Partition Array — DP Table Filling with Partition Width Choices — Watch how we fill the DP table left-to-right. For each position, we try all partition widths (1 to k) and pick the one giving the maximum sum. The dependency always looks back by 1 to k positions.

Algorithm

  1. Create an array dp of size n+1, initialized to 0. dp[i] = max sum for first i elements.
  2. For each position i from 1 to n:
    • Initialize max_val = 0.
    • For each partition width j from 1 to min(k, i):
      • Update max_val = max(max_val, arr[i - j]) (track the running max as we extend the partition leftward).
      • Compute dp[i] = max(dp[i], dp[i - j] + max_val × j).
  3. Return dp[n].

Key optimization: We compute max_val incrementally as we extend j. This avoids rescanning the partition for its maximum at each width, keeping the inner loop at O(1) per iteration.

Code

class Solution {
public:
    int maxSumAfterPartitioning(vector<int>& arr, int k) {
        int n = arr.size();
        // dp[i] = max sum for the first i elements
        vector<int> dp(n + 1, 0);

        for (int i = 1; i <= n; i++) {
            int maxVal = 0;
            for (int j = 1; j <= min(k, i); j++) {
                // Extend partition leftward by one element
                maxVal = max(maxVal, arr[i - j]);
                dp[i] = max(dp[i], dp[i - j] + maxVal * j);
            }
        }

        return dp[n];
    }
};
class Solution:
    def maxSumAfterPartitioning(self, arr: list[int], k: int) -> int:
        n = len(arr)
        # dp[i] = max sum for the first i elements
        dp = [0] * (n + 1)

        for i in range(1, n + 1):
            max_val = 0
            for j in range(1, min(k, i) + 1):
                # Extend partition leftward by one element
                max_val = max(max_val, arr[i - j])
                dp[i] = max(dp[i], dp[i - j] + max_val * j)

        return dp[n]
class Solution {
    public int maxSumAfterPartitioning(int[] arr, int k) {
        int n = arr.length;
        // dp[i] = max sum for the first i elements
        int[] dp = new int[n + 1];

        for (int i = 1; i <= n; i++) {
            int maxVal = 0;
            for (int j = 1; j <= Math.min(k, i); j++) {
                // Extend partition leftward by one element
                maxVal = Math.max(maxVal, arr[i - j]);
                dp[i] = Math.max(dp[i], dp[i - j] + maxVal * j);
            }
        }

        return dp[n];
    }
}

Complexity Analysis

Time Complexity: O(n × k)

The outer loop runs n times (once per element).

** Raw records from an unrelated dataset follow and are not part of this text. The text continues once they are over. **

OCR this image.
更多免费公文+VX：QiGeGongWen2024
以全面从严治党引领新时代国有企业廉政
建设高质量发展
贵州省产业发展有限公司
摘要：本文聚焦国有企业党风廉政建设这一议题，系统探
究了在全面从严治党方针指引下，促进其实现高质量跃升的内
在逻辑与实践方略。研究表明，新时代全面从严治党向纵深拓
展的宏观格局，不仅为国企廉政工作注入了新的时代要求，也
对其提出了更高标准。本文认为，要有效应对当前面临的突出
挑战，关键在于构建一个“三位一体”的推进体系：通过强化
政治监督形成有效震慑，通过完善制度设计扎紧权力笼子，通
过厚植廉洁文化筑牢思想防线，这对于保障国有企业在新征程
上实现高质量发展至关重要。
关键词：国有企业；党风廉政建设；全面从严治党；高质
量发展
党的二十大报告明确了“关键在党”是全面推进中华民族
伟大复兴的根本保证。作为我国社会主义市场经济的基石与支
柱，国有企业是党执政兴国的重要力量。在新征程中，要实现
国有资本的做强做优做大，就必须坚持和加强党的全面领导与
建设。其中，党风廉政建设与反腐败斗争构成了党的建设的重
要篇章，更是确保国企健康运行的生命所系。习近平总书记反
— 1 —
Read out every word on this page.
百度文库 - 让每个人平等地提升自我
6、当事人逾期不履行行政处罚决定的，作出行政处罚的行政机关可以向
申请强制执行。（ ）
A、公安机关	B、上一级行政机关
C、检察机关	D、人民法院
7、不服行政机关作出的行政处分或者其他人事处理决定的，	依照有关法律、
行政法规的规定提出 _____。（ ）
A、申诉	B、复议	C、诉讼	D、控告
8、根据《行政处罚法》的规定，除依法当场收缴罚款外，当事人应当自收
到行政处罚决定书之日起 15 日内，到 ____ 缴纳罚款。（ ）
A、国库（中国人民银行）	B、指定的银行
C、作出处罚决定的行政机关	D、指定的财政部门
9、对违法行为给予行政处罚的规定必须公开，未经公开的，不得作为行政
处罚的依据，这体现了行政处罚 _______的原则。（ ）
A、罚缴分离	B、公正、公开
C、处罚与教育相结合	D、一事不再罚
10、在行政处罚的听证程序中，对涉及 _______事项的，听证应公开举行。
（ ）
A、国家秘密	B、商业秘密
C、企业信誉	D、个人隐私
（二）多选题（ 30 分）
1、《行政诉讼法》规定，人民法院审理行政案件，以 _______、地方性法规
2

For each element, the inner loop tries at most k partition widths, performing O(1) work per width (one max comparison, one multiplication, one addition). Total: n × k operations. For n = 500 and k = 500, this is 250,000 operations — extremely fast.

Space Complexity: O(n)

We use a single array dp of size n+1. No other data structures grow with input size.

Note: We could further optimize space to O(k) by observing that dp[i] only depends on dp[i-1] through dp[i-k]. However, O(n) space is already very efficient for n ≤ 500, so this optimization is rarely needed.